What really makes it good, though, is the strange amalgamation of sources.  The political struggle in the South is two-thirds War of the
Roses and one-third Hundred Years War.  Daeny's struggle across the sea comes half Ghengis Khan and half Anne McCaffrey.  And the Wall and the north is part Hadrian's wall but mostly Germanic myth.  You never could have convinced me that these elements could come together for an enjoyable whole (in fact, they don't really come together, and I am still withholding judgment on whether Martin will be able to pull that off), but they sure do work here.

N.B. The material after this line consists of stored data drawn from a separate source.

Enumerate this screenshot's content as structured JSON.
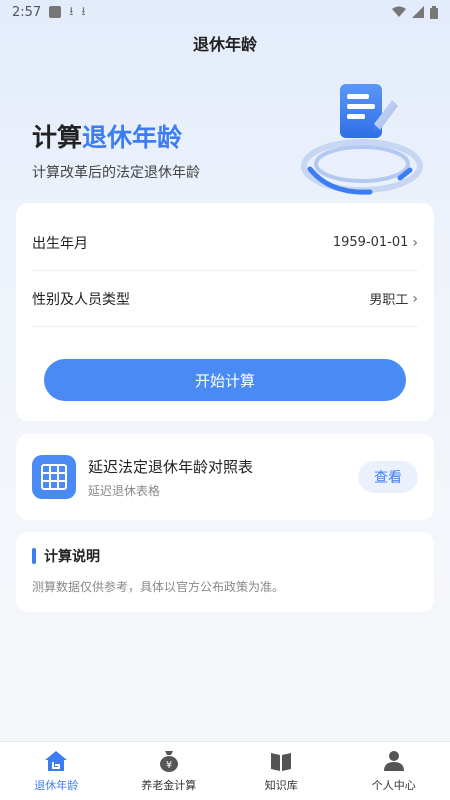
{
  "status_bar": {
    "time": "2:57"
  },
  "header": {
    "title": "退休年龄"
  },
  "hero": {
    "title_prefix": "计算",
    "title_accent": "退休年龄",
    "subtitle": "计算改革后的法定退休年龄"
  },
  "form": {
    "birth_label": "出生年月",
    "birth_value": "1959-01-01",
    "type_label": "性别及人员类型",
    "type_value": "男职工",
    "start_button": "开始计算"
  },
  "delay_table": {
    "title": "延迟法定退休年龄对照表",
    "subtitle": "延迟退休表格",
    "view_button": "查看"
  },
  "note": {
    "title": "计算说明",
    "text": "测算数据仅供参考，具体以官方公布政策为准。"
  },
  "tabs": [
    {
      "label": "退休年龄",
      "icon": "house-icon"
    },
    {
      "label": "养老金计算",
      "icon": "money-bag-icon"
    },
    {
      "label": "知识库",
      "icon": "book-icon"
    },
    {
      "label": "个人中心",
      "icon": "person-icon"
    }
  ],
  "colors": {
    "accent": "#3d7df3",
    "button": "#4a8af4"
  }
}
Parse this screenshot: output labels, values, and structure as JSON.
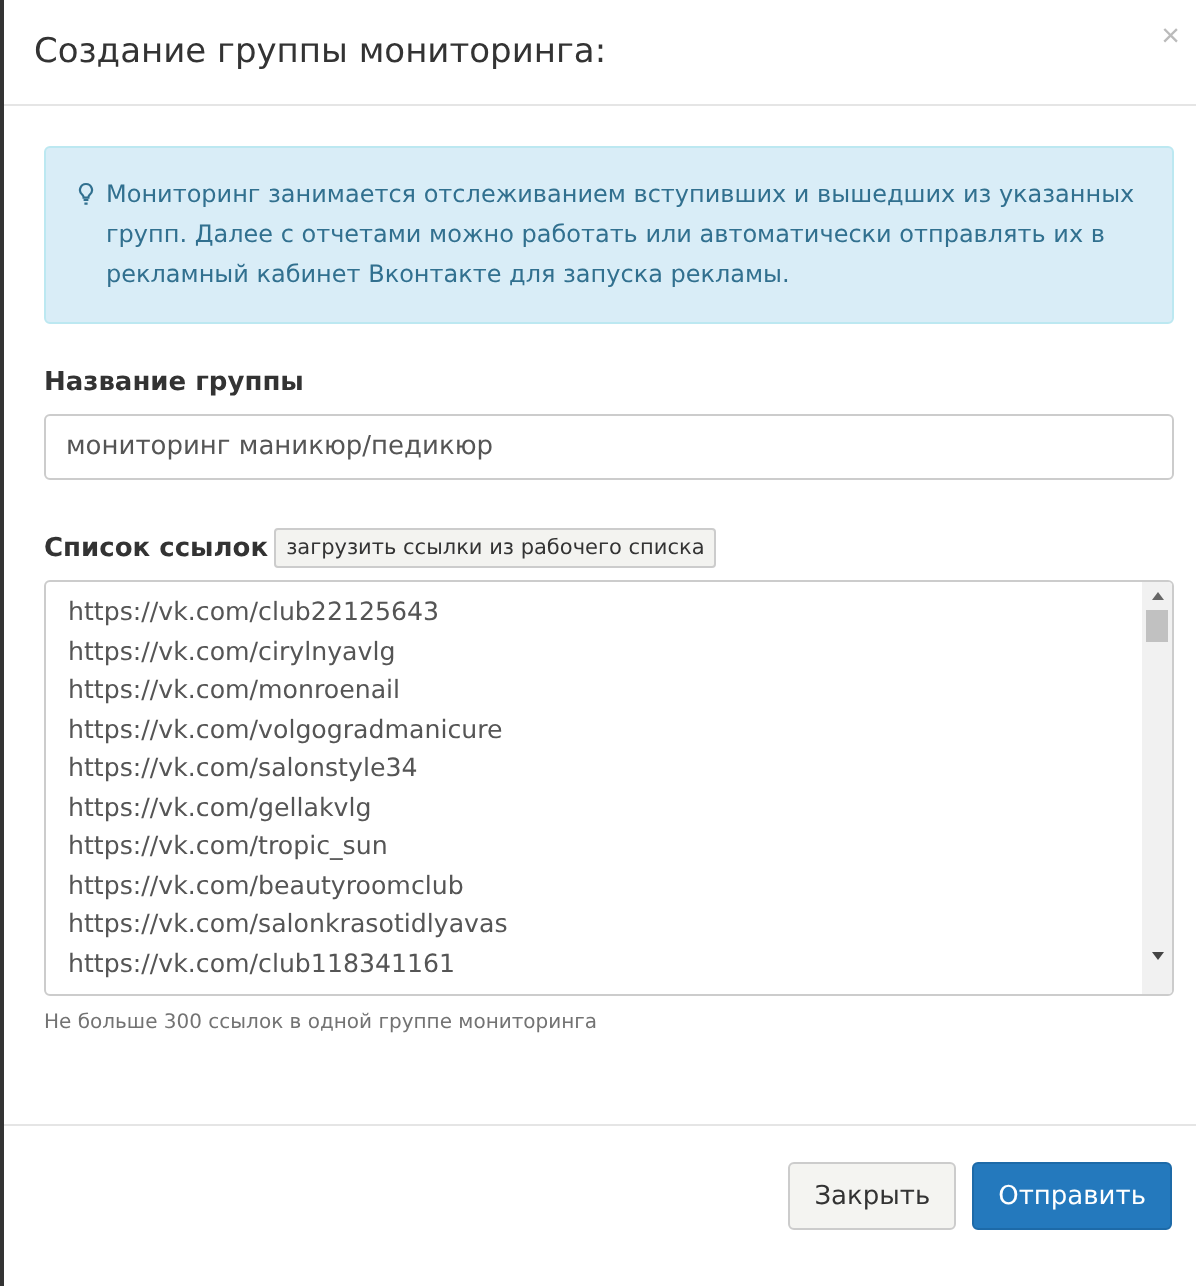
{
  "dialog": {
    "title": "Создание группы мониторинга:",
    "close": "×"
  },
  "info": "Мониторинг занимается отслеживанием вступивших и вышедших из указанных групп. Далее с отчетами можно работать или автоматически отправлять их в рекламный кабинет Вконтакте для запуска рекламы.",
  "group_name": {
    "label": "Название группы",
    "value": "мониторинг маникюр/педикюр"
  },
  "links": {
    "label": "Список ссылок",
    "load_button": "загрузить ссылки из рабочего списка",
    "lines": [
      "https://vk.com/club22125643",
      "https://vk.com/cirylnyavlg",
      "https://vk.com/monroenail",
      "https://vk.com/volgogradmanicure",
      "https://vk.com/salonstyle34",
      "https://vk.com/gellakvlg",
      "https://vk.com/tropic_sun",
      "https://vk.com/beautyroomclub",
      "https://vk.com/salonkrasotidlyavas",
      "https://vk.com/club118341161"
    ],
    "help": "Не больше 300 ссылок в одной группе мониторинга"
  },
  "buttons": [
    {
      "label": "Закрыть",
      "kind": "default"
    },
    {
      "label": "Отправить",
      "kind": "primary"
    }
  ]
}
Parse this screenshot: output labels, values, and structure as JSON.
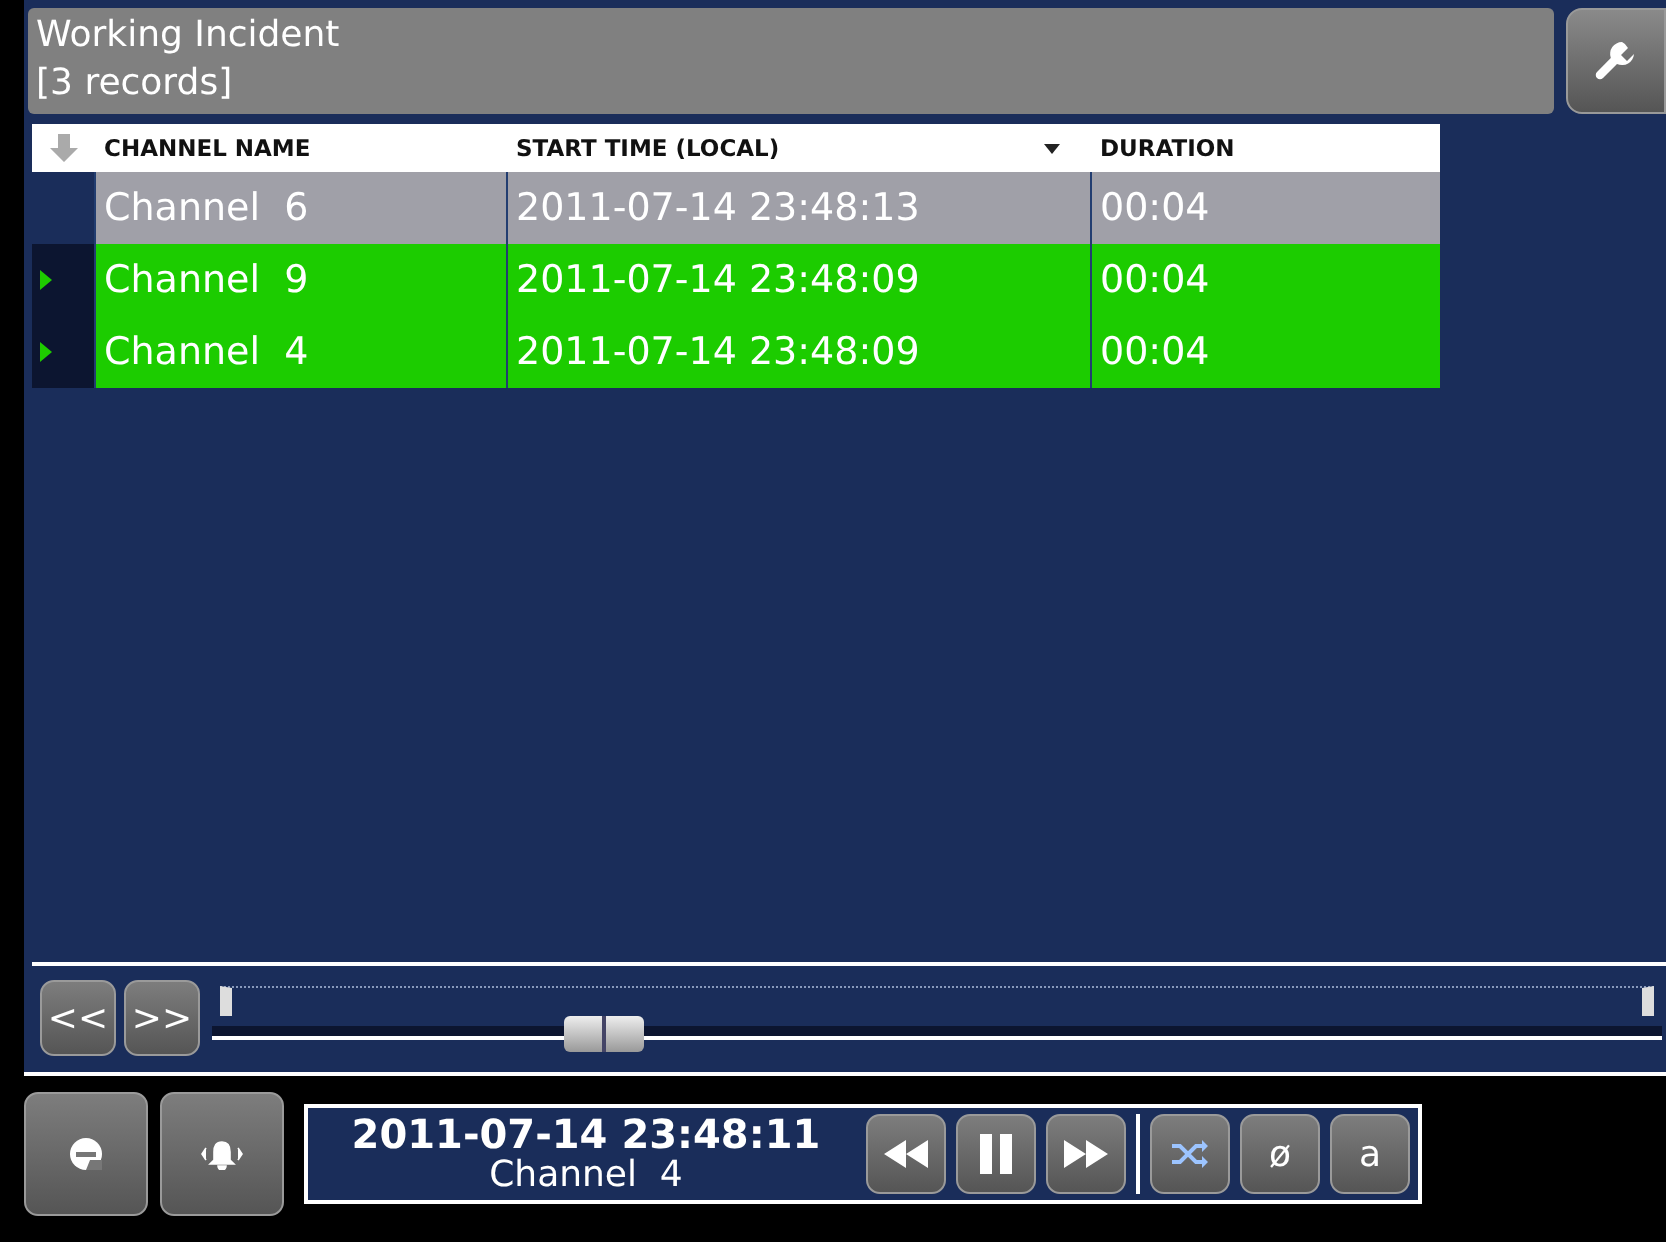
{
  "header": {
    "title": "Working Incident",
    "subtitle": "[3 records]"
  },
  "table": {
    "columns": [
      {
        "label": "CHANNEL NAME",
        "sorted": false
      },
      {
        "label": "START TIME (LOCAL)",
        "sorted": true
      },
      {
        "label": "DURATION",
        "sorted": false
      }
    ],
    "rows": [
      {
        "cells": [
          "Channel  6",
          "2011-07-14 23:48:13",
          "00:04"
        ],
        "selected": true,
        "playing": false
      },
      {
        "cells": [
          "Channel  9",
          "2011-07-14 23:48:09",
          "00:04"
        ],
        "selected": false,
        "playing": true
      },
      {
        "cells": [
          "Channel  4",
          "2011-07-14 23:48:09",
          "00:04"
        ],
        "selected": false,
        "playing": true
      }
    ]
  },
  "timeline": {
    "back_label": "<<",
    "forward_label": ">>",
    "level": 0.27
  },
  "player": {
    "timestamp": "2011-07-14 23:48:11",
    "channel": "Channel  4",
    "null_label": "ø",
    "a_label": "a"
  }
}
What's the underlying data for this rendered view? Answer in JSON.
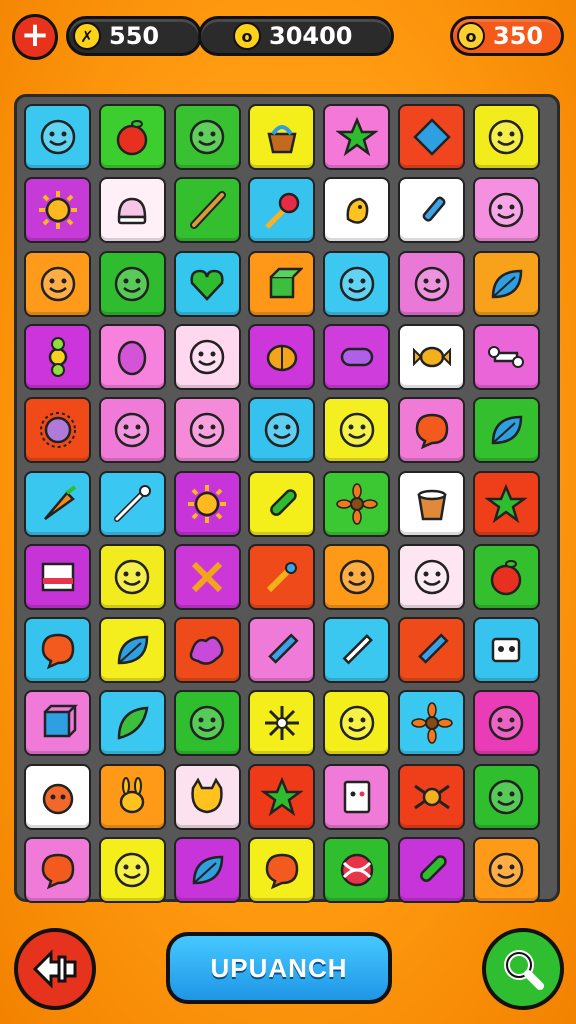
{
  "hud": {
    "plus_label": "+",
    "currency_a": "550",
    "currency_b": "30400",
    "currency_c": "350",
    "coin_symbol_a": "✗",
    "coin_symbol_b": "o",
    "coin_symbol_c": "o"
  },
  "board": {
    "rows": [
      [
        [
          "#3ac8f0",
          "face"
        ],
        [
          "#3ccd2e",
          "fruit"
        ],
        [
          "#38c232",
          "face"
        ],
        [
          "#f4ee1a",
          "basket"
        ],
        [
          "#f478d8",
          "star"
        ],
        [
          "#f0451e",
          "diamond"
        ],
        [
          "#f2ec1c",
          "face"
        ]
      ],
      [
        [
          "#c63ad8",
          "sun"
        ],
        [
          "#fff0f8",
          "cap"
        ],
        [
          "#34c02e",
          "stick"
        ],
        [
          "#36c4ee",
          "pin"
        ],
        [
          "#ffffff",
          "bird"
        ],
        [
          "#ffffff",
          "brush"
        ],
        [
          "#f590e0",
          "face"
        ]
      ],
      [
        [
          "#ff9a1a",
          "face"
        ],
        [
          "#2fbd2f",
          "face"
        ],
        [
          "#35c6ee",
          "heart"
        ],
        [
          "#ff9818",
          "box"
        ],
        [
          "#3cc8f0",
          "face"
        ],
        [
          "#ea78d6",
          "face"
        ],
        [
          "#f7a21a",
          "leaf"
        ]
      ],
      [
        [
          "#cc34dc",
          "flower"
        ],
        [
          "#f782de",
          "egg"
        ],
        [
          "#ffd8f0",
          "face"
        ],
        [
          "#cc36da",
          "lantern"
        ],
        [
          "#cf3ddc",
          "capsule"
        ],
        [
          "#ffffff",
          "candy"
        ],
        [
          "#ea66d8",
          "bone"
        ]
      ],
      [
        [
          "#f04a18",
          "urchin"
        ],
        [
          "#f07ad8",
          "face"
        ],
        [
          "#f58ad8",
          "face"
        ],
        [
          "#36c2ee",
          "face"
        ],
        [
          "#f4ef20",
          "face"
        ],
        [
          "#f07ad6",
          "bubble"
        ],
        [
          "#34c02e",
          "leaf"
        ]
      ],
      [
        [
          "#39c6ef",
          "carrot"
        ],
        [
          "#3ac8f2",
          "wand"
        ],
        [
          "#c634da",
          "sun"
        ],
        [
          "#f4ee1a",
          "rocket"
        ],
        [
          "#3bc833",
          "sunflower"
        ],
        [
          "#ffffff",
          "bucket"
        ],
        [
          "#ef3e1a",
          "star"
        ]
      ],
      [
        [
          "#c634d8",
          "book"
        ],
        [
          "#f2ec1e",
          "face"
        ],
        [
          "#cc38d8",
          "cross"
        ],
        [
          "#ee4a1a",
          "tools"
        ],
        [
          "#ff9a18",
          "face"
        ],
        [
          "#fde6f2",
          "face"
        ],
        [
          "#34c02e",
          "fruit"
        ]
      ],
      [
        [
          "#36c4ee",
          "bubble"
        ],
        [
          "#f4ee1e",
          "leaf"
        ],
        [
          "#ee4a1a",
          "splat"
        ],
        [
          "#f07ad8",
          "pencil"
        ],
        [
          "#3ac8f0",
          "pen"
        ],
        [
          "#ee4a1a",
          "pencil"
        ],
        [
          "#36c4ee",
          "robot"
        ]
      ],
      [
        [
          "#f07ad8",
          "cube"
        ],
        [
          "#3ac8f0",
          "feather"
        ],
        [
          "#2ebe2e",
          "face"
        ],
        [
          "#f4ee1a",
          "snowflake"
        ],
        [
          "#f4ee1a",
          "face"
        ],
        [
          "#3ac8f0",
          "sunflower"
        ],
        [
          "#e93cb6",
          "face"
        ]
      ],
      [
        [
          "#ffffff",
          "critter"
        ],
        [
          "#ff9a18",
          "bunny"
        ],
        [
          "#fbe2ee",
          "cat"
        ],
        [
          "#ef3a1a",
          "star"
        ],
        [
          "#f07ad8",
          "card"
        ],
        [
          "#ef3e1a",
          "spider"
        ],
        [
          "#2ebe2e",
          "face"
        ]
      ],
      [
        [
          "#f07ad8",
          "bubble"
        ],
        [
          "#f4ee1a",
          "face"
        ],
        [
          "#c634da",
          "leaf"
        ],
        [
          "#f4ee1a",
          "bubble"
        ],
        [
          "#2ebe2e",
          "ball"
        ],
        [
          "#c634da",
          "rocket"
        ],
        [
          "#ff9a18",
          "face"
        ]
      ]
    ]
  },
  "controls": {
    "launch_label": "UPUANCH"
  }
}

Clash of Kings, George R R Martin

Yea verily, more of the same.  Martin can be brutal- he tears hard at your emotions, challenging you constantly to face what he gives you
without shutting it out.  Many people think he is just too unpleasant to read- I think it's about damn time one of these high-fantasy
mideaval authors took a hard look at the historical setting they've chosen and face it.


The Crucible, Arthur Miller

Oh my.  What an incredible and tear-jerking thing about honesty and integrity and hypocrisy and goodness.  More than that, about community and hysteria and vengeance and repression and.. oh my.  Quite something.